Wimsey put his head between his hands.

“We were accustomed to lay bets,” went on Mr. Peake, who seemed to have preserved an undergraduate taste in humour, owing, no doubt, to continuous contact with First-Year mentality, “upon what they would say about him afterwards. The Americans mostly said, ‘My, but isn’t he just the perfect English aristocrat!’ but some of them said, ‘Does he need that glass in his eye or is it just part of the costoom?’”

Harriet laughed, thinking of Miss Schuster-Slatt.

“My dear,” said Mrs. Peake, who seemed to have a kindly nature.

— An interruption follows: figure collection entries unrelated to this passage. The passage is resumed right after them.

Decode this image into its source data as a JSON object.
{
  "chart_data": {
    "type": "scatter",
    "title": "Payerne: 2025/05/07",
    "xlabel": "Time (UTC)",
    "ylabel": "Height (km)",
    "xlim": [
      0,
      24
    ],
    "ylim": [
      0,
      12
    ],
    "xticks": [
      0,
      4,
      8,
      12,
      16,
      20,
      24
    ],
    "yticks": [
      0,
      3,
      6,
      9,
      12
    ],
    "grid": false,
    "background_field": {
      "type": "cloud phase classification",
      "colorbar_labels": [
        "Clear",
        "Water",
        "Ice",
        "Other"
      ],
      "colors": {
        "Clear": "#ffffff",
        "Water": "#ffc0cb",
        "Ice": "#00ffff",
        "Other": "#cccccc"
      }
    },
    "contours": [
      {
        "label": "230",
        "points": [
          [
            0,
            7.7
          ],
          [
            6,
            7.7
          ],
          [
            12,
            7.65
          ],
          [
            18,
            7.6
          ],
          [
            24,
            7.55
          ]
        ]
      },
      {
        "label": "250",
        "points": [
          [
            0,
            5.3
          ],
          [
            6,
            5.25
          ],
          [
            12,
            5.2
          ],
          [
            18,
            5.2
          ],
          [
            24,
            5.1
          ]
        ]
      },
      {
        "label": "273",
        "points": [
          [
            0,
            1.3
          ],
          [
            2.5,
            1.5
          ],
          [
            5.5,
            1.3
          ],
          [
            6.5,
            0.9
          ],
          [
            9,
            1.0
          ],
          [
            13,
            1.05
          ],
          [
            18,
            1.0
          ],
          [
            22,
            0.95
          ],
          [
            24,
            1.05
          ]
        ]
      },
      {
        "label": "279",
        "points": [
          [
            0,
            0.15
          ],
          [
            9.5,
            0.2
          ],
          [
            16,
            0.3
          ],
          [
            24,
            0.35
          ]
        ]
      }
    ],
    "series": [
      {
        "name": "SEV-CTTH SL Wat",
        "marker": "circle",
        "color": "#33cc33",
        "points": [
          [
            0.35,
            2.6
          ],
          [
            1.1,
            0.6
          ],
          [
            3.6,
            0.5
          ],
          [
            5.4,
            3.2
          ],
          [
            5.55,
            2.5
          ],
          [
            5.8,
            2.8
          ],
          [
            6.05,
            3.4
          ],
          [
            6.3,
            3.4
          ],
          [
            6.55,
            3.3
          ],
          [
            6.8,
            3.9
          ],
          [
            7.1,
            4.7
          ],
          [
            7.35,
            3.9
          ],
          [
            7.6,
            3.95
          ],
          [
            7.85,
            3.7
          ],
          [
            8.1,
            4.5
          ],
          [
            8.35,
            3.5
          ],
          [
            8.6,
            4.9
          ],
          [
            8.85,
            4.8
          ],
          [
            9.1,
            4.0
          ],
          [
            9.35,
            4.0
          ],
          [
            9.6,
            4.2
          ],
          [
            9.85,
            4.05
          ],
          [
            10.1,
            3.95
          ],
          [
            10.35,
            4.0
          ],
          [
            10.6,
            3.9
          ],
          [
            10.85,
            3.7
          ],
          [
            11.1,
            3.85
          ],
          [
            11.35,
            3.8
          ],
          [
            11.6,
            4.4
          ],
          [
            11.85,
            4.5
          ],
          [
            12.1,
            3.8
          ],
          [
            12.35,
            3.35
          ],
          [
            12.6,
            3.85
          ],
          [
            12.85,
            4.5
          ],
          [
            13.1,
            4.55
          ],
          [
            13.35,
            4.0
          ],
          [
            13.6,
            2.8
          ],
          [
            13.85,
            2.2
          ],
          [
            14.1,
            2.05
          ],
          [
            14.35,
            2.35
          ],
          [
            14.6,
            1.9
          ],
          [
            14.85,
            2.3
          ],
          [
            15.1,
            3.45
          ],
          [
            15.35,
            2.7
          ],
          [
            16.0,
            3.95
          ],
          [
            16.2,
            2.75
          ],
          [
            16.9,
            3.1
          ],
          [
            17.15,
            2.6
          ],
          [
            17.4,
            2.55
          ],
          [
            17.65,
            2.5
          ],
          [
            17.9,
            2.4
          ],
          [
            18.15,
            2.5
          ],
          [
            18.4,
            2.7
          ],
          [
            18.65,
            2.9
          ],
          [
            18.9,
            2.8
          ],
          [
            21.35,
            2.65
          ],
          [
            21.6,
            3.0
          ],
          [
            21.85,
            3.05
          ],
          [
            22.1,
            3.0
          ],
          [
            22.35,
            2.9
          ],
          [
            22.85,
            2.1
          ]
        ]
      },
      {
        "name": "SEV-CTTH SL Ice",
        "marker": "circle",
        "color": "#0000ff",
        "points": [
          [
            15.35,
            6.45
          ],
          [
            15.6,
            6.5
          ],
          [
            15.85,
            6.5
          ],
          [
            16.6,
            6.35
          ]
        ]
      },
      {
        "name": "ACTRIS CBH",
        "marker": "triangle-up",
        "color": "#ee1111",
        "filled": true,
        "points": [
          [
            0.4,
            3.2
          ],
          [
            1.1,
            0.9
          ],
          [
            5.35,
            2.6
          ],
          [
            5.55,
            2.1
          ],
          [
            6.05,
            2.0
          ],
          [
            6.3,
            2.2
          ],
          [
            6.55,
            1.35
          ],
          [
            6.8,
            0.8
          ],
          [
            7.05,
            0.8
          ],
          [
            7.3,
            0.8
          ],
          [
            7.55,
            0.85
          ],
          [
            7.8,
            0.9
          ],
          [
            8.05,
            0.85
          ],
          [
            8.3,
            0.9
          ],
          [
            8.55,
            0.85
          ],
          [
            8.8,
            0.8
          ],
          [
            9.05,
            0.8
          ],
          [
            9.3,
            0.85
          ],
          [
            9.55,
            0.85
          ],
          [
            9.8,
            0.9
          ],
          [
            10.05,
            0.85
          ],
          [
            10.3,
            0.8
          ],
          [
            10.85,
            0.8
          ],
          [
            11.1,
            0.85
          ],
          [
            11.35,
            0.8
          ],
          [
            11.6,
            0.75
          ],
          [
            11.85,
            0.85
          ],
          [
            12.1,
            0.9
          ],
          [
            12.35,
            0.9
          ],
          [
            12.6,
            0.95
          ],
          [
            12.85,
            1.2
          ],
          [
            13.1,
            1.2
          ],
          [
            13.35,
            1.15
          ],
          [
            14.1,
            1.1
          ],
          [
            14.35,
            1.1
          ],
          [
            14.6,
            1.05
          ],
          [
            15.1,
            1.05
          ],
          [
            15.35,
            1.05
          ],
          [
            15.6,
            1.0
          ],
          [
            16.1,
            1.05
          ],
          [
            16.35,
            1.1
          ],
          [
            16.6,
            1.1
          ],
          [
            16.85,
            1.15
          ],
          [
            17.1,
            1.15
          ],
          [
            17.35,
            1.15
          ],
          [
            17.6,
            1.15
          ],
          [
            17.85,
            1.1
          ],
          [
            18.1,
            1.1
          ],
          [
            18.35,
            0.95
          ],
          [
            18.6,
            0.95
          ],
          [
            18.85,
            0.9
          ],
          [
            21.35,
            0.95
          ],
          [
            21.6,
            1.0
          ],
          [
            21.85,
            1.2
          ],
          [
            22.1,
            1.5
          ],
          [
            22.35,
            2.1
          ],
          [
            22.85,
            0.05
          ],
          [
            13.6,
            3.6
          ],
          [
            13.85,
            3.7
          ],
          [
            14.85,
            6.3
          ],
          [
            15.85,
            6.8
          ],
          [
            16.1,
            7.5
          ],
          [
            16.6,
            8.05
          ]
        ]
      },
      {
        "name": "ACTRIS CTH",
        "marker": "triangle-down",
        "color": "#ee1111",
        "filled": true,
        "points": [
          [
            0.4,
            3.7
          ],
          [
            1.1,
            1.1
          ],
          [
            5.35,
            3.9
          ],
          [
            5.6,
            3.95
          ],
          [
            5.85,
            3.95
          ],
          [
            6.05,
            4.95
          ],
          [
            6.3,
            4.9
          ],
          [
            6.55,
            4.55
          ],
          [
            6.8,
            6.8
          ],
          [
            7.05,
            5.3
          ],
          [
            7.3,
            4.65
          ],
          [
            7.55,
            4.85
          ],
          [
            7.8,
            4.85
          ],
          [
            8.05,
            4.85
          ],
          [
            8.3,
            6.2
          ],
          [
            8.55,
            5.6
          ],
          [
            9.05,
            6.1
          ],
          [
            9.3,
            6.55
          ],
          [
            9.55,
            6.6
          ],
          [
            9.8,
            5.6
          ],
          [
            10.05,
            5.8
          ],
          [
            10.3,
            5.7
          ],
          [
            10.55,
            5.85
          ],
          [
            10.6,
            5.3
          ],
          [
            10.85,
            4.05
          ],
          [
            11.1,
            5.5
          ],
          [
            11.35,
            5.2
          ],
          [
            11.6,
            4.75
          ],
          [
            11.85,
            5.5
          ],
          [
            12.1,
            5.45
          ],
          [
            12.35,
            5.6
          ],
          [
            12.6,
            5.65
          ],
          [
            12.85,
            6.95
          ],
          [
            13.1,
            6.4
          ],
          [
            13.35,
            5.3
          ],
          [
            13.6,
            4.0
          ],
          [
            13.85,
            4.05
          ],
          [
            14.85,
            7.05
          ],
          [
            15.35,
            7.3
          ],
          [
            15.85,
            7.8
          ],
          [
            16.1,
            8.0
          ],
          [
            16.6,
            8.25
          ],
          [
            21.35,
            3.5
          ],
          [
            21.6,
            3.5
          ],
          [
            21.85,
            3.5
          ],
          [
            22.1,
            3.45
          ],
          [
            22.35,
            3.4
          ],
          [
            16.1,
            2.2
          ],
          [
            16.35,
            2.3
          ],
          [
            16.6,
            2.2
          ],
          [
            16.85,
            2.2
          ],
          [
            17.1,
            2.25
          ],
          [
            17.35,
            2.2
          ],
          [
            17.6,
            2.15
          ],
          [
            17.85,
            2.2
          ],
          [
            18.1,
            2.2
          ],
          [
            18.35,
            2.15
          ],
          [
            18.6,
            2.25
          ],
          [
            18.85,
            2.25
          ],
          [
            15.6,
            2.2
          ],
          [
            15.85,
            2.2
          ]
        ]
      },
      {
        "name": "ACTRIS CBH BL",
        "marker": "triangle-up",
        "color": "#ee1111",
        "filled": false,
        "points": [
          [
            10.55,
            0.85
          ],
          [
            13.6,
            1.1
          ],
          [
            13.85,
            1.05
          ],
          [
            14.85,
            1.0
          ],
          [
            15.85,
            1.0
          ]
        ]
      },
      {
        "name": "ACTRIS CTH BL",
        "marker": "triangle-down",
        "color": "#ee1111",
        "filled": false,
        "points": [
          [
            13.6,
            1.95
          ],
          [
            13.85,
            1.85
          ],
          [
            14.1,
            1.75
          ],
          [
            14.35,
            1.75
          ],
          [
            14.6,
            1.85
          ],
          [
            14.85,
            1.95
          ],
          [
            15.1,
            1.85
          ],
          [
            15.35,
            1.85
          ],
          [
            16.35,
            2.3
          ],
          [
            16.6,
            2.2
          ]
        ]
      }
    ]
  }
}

“The country cousins,” said Mr. Peake remorselessly, “invariably became speechless and had to be revived with coffee and ices at Buol’s.”

“Don’t mind me,” said Peter, whose face was invisible, except for the tip of a crimson ear.

“But you’re wearing very well, Wimsey,” pursued Mr. Peake, benevolently. “Kept your waist-line. Still good for a sprint between the wickets. Can’t say I’m much use now, except for the Parents’ Match, eh, Jim? That’s what marriage does for a man-makes him fat and lazy. But you haven’t changed. Not an atom. Not a hair. Absolutely unmistakable. And you’re quite right about these louts on the river. I’m sick and tired of being barged into and getting their beastly punts over my bows. They don’t even know enough to apologize. Think it’s dashed funny. Stupid oafs. And gramophones bawling in your ears. And look at ’em! Just look at ’em! Enough to make you sick. Like the monkey-house at the Zoo!”

“Noble and nude and antique?” suggested Harriet.